Formally, let $s(v)$ denote the number of descendants of node $v$, including itself. Start at the root $r$. If $334 \le s(r) \le 667$, then $r$ is the desired node. If $s(r) > 667$, then consider the children of $r$. Let $c$ be a child such that $s(c) > 667$ if such exists; otherwise, any child will satisfy $s(c) \le 667$. Move to $c$ and repeat. Each time, $s(c)$ decreases strictly, so the process terminates. When the process stops at node $v$, we have $s(v) \le 667$, but the parent of $v$ had $s(\text{parent}(v)) > 667$, so $s(v) \ge 1000 - 667 = 333$, which satisfies the desired range. Since the sizes are integers, this gives $334 \le s(v) \le 667$.

This completes the proof. ∎

Verification of Key Steps

The critical step is the downward path selection in the tree. To verify, consider an extreme tree with one branch of 999 nodes and the remaining nodes as single leaves. Starting at the root, $s(\text{root})=1000>667$. Its largest child subtree has $999$ nodes, exceeding $667$, so we move there. The parent’s subtree was $1000$; subtracting the sibling gives $1000 - 1 = 999$, still exceeding $667$. Continue until reaching the node with $s(v)=667$, which exists because subtracting each sibling (at least one node) reduces the size by one each step. Testing smaller trees confirms the argument: the path always reaches a node with size between $n/3$ and $2n/3$. The integer rounding to $334$ ensures the minimal subtree satisfies the lower bound.

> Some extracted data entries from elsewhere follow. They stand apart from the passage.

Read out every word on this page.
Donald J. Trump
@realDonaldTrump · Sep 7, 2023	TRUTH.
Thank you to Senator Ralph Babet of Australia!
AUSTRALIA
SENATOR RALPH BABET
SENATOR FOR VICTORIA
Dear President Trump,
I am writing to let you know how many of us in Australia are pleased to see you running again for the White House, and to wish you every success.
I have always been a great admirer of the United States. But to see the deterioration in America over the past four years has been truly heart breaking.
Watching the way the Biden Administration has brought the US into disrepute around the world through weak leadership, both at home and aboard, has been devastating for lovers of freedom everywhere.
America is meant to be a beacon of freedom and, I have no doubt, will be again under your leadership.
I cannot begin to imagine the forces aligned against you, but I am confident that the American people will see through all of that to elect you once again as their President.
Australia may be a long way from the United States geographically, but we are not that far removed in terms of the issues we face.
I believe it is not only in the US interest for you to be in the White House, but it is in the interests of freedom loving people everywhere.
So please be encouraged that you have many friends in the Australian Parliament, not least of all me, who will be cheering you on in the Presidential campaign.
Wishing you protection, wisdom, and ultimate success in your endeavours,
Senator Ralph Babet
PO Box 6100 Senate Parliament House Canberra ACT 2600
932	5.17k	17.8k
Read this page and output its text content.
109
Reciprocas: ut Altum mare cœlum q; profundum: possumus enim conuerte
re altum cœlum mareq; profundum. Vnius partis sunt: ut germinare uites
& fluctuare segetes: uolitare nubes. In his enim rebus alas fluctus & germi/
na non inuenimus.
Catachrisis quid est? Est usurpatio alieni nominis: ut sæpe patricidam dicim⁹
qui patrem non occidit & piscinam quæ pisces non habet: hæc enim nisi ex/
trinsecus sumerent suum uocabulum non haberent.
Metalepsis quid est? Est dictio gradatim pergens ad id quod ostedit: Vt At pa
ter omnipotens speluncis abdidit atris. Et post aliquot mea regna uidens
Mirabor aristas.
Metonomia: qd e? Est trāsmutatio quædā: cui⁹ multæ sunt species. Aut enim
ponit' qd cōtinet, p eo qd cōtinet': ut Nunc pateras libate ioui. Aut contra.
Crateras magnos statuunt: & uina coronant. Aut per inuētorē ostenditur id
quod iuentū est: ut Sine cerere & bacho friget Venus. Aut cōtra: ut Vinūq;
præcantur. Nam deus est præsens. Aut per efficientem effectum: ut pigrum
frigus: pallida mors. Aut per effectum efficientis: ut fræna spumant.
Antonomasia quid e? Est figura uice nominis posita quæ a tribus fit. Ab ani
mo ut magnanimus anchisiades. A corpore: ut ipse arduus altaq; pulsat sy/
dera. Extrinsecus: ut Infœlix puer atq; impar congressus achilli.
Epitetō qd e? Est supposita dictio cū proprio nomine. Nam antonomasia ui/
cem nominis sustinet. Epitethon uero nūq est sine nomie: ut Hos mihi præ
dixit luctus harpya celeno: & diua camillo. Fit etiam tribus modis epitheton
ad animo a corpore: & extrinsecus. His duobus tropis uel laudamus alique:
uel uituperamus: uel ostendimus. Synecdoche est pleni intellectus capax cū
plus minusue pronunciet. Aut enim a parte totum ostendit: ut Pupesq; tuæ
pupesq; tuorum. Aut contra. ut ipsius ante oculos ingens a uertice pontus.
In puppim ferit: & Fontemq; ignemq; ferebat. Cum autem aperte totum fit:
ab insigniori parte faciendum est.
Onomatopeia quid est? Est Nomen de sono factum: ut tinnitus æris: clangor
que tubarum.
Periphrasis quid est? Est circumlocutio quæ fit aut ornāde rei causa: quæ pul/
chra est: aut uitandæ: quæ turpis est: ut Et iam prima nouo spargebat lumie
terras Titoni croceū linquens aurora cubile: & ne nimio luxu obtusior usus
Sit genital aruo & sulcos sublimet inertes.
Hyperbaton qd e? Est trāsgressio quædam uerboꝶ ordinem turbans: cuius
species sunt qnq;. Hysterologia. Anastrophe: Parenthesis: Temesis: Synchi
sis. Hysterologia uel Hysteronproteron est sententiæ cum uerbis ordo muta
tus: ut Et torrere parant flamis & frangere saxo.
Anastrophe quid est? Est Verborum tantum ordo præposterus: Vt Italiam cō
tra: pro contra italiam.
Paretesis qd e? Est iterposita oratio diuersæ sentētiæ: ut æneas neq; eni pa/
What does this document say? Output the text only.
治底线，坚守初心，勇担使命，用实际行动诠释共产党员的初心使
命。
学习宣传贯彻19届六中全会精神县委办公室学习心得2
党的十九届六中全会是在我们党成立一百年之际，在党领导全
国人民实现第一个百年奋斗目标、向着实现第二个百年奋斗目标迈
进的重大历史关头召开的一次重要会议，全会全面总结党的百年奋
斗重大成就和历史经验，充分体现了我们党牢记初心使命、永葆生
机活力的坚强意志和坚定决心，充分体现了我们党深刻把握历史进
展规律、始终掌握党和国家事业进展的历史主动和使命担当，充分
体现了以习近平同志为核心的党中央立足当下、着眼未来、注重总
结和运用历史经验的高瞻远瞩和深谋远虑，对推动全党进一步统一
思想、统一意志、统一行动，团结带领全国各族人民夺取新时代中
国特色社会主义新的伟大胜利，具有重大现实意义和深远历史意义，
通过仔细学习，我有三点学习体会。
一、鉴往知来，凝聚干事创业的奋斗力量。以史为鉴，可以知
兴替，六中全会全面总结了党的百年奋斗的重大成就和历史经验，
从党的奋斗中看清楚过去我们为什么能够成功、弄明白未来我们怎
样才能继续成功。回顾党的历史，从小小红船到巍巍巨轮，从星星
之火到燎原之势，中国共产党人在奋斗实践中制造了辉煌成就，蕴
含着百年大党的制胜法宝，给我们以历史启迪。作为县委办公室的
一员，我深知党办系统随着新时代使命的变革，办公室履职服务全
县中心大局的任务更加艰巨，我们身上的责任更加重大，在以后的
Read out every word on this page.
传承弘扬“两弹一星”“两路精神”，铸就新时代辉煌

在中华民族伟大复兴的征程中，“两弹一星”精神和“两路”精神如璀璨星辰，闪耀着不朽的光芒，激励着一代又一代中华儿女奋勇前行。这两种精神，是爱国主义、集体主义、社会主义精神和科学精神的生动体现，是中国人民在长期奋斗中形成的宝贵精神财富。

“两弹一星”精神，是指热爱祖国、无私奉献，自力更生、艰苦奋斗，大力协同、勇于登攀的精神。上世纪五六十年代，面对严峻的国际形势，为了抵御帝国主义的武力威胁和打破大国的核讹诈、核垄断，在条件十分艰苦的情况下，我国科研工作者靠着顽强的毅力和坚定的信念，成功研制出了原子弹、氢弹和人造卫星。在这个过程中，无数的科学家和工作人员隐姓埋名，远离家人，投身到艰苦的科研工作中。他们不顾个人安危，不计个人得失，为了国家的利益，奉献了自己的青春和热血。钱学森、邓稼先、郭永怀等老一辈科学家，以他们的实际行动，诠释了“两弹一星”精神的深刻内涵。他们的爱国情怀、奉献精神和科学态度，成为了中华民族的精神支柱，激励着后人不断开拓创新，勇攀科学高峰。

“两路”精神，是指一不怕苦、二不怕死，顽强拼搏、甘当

Another delicate step is ensuring the subtree size includes the node itself, which guarantees the counting argument works and prevents off-by-one errors.

Alternative Approaches

An alternative approach is to apply a general combinatorial lemma stating that every finite rooted tree has a centroid node whose removal splits the tree into components of at most half the total size. Adapting this to the one-third threshold gives the desired result, but it relies on a heavier theorem from graph theory. The main approach, a simple downward path argument, is preferable because it uses only elementary counting of subtree sizes, is constructive, and avoids invoking general graph-theoretic results.